The bank has achieved $800 million of additional sustainable cost savings since the beginning of this year, taking its total cost cuts in the past two-and-a-half years to $4.1 billion. The cost efficiency ratio improved to 53.5% in the first half from 57.5% a year earlier and was at the low end of the “mid-50s” target that the bank has given itself for the next couple of years.

In the first half, total operating expenses fell by 13% from a year earlier to $18.4 billion. On an underlying basis, the decline was 8%.

In May, HSBC said that it intends to trim costs by a further $2 billion to $3 billion in 2014 to 2016. Part of that will be achieved by additional job cuts, from about 261,000 at the end of last year, to between 240,000 to 250,000 by the end of 2016.

However, after paying $1.9 billion to US authorities related to inadequate compliance with anti-money laundering rules and the bank secrecy act last year, HSBC has increased the resources in its regulatory and financial crime compliance units by more than 1,600 people in the past six months. It is also delivering mandatory training to all of its employees on critical compliance subjects on a continuing basis, chairman Douglas Flint said.

The bank announced the sale of a further 11 businesses in the first half and also a $3.7 billion non-real estate loan portfolio in April, accelerating the run-off of the consumer and mortgage lending portfolio in the US. The latter resulted in a loss of $300 million, which the bank said was “considerably lower than initially expected.”

It will sell more such loans, but the rate of the business disposals will slow as the initial three-year phase of the restructuring programme draws to a close, Gulliver said.

As of the end of June, the group’s total assets were $2,645 trillion, which represented a decrease of $47 billion, or 2%, since December 31, 2012.

Loan impairment charges of $3.1 billion were 35% lower than in the first half 2012. The bank said it saw declines in the majority of its regions, but most notably in North America where the decrease reflected improvements in housing market conditions, the continued run-off of the US consumer and mortgage lending portfolio and lower delinquency levels. This was partly offset by an increase in impairment charges in Latin America.

Underlying revenues did increase by 4% to $33.3 billion, supported by growth in several key business areas. The commercial banking unit saw an increase in net fee income. Global banking and markets, which includes investment and transactional banking, saw revenues increase in financing, equity capital markets and credit. And the retail banking and wealth management divisions recorded growth in mortgage balances as well as wider spreads in HSBC’s home markets in the UK and Hong Kong, the bank said. A greater collaboration between its global businesses also helped, it added.

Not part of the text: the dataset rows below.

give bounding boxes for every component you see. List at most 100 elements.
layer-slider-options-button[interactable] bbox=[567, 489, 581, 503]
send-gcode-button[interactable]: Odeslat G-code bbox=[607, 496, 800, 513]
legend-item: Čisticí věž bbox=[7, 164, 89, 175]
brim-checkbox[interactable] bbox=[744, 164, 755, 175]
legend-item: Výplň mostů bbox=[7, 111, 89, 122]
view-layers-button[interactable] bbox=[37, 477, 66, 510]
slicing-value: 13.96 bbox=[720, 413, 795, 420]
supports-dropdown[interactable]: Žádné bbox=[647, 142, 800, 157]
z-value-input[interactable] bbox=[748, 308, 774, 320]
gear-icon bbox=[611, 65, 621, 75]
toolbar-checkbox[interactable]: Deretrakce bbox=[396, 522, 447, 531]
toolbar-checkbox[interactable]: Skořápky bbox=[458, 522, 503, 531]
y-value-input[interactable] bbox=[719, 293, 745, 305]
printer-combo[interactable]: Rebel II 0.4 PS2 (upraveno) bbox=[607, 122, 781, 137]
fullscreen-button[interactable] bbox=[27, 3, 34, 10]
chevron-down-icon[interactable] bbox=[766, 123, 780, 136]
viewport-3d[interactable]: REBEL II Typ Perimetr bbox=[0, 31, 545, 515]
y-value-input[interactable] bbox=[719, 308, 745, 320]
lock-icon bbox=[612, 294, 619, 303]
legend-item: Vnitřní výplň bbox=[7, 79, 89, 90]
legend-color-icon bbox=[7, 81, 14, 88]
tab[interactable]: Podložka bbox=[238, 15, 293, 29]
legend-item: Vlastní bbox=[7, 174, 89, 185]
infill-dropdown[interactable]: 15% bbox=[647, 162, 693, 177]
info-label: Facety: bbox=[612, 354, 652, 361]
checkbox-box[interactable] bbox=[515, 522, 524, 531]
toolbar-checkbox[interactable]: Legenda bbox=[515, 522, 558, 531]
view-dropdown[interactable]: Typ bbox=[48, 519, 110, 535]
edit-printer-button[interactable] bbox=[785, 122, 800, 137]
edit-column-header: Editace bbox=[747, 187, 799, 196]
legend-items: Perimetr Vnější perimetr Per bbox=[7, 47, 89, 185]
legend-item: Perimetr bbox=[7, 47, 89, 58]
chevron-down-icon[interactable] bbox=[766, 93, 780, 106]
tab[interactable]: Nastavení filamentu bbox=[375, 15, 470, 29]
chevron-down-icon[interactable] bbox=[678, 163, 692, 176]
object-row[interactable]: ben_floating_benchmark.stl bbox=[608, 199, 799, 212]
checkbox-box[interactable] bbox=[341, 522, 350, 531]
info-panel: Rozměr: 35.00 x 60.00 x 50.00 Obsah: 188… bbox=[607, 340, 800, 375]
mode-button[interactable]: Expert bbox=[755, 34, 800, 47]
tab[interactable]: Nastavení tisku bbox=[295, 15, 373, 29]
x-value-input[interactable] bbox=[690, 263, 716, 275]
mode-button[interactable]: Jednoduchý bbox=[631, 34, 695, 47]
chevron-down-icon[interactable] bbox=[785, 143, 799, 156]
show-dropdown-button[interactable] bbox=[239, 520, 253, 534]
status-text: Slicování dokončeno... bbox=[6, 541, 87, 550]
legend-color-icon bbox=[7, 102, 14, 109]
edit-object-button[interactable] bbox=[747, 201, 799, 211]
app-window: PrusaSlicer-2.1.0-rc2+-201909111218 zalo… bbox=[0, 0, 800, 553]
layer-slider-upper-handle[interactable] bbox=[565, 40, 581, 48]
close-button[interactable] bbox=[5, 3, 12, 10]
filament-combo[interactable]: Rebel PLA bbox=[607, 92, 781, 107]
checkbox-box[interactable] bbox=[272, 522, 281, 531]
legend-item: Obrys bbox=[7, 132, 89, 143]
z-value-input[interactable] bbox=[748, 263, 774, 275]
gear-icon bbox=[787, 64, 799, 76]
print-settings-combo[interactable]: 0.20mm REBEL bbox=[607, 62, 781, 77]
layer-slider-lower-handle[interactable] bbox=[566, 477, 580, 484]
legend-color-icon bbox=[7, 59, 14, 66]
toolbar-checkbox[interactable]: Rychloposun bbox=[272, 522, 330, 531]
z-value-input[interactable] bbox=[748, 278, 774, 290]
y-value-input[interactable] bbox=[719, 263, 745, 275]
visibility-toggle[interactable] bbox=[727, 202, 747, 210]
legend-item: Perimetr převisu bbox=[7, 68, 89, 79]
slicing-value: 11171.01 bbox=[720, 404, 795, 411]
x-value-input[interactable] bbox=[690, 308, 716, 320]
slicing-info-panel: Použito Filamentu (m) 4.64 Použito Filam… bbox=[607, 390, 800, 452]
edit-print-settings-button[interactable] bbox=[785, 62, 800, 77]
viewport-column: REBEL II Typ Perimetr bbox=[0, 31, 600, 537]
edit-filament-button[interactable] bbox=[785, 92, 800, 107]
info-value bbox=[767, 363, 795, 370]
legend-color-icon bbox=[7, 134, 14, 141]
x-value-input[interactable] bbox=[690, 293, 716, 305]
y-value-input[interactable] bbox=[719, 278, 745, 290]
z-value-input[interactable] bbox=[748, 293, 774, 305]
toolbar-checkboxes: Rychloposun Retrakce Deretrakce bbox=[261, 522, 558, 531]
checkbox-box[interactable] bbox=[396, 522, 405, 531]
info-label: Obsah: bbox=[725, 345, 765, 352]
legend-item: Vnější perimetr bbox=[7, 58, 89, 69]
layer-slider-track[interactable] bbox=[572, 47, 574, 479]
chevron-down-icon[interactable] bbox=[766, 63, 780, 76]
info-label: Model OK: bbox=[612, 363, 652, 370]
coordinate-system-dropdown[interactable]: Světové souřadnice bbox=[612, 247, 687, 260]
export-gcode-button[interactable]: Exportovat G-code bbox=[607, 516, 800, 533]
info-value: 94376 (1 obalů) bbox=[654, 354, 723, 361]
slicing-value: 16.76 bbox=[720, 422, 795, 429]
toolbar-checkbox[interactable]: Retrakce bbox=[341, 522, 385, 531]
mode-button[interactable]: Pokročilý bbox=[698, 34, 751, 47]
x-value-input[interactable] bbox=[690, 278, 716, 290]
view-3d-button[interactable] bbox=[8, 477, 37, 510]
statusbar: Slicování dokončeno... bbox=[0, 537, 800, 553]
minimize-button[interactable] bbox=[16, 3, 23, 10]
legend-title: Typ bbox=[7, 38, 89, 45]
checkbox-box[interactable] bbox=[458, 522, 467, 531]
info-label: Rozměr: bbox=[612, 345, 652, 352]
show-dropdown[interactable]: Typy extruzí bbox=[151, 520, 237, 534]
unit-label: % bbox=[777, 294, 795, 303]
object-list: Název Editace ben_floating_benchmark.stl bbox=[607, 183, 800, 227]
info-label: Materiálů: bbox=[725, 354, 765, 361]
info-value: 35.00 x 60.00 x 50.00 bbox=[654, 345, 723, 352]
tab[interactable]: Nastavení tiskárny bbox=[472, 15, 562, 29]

That said, net interest income fell 8% to $17.8 billion.

The Hong Kong business posted a pretax profit of $4.2 billion, up 11.8% from the first half 2012, while the rest of Asia-Pacific saw its pretax profit grow by 15.7% to $5.1 billion. These two regions generated 65.8% of the profit. Europe accounted for 19.7% and North America for 4.7%.

Global banking and markets was the largest single business division in the first half, accounting for 40.7% of pre-tax profit after earnings increased by 13.4% to $5.7 billion. Retail banking and wealth management posted a 49% decline in profits to $3.3 billion and its contribution to the total earnings fell from 50.3% to 23.2%. The contribution from the commercial banking division also fell, from 34.8% to 29.4%, as the pretax profit declined by 6.7%.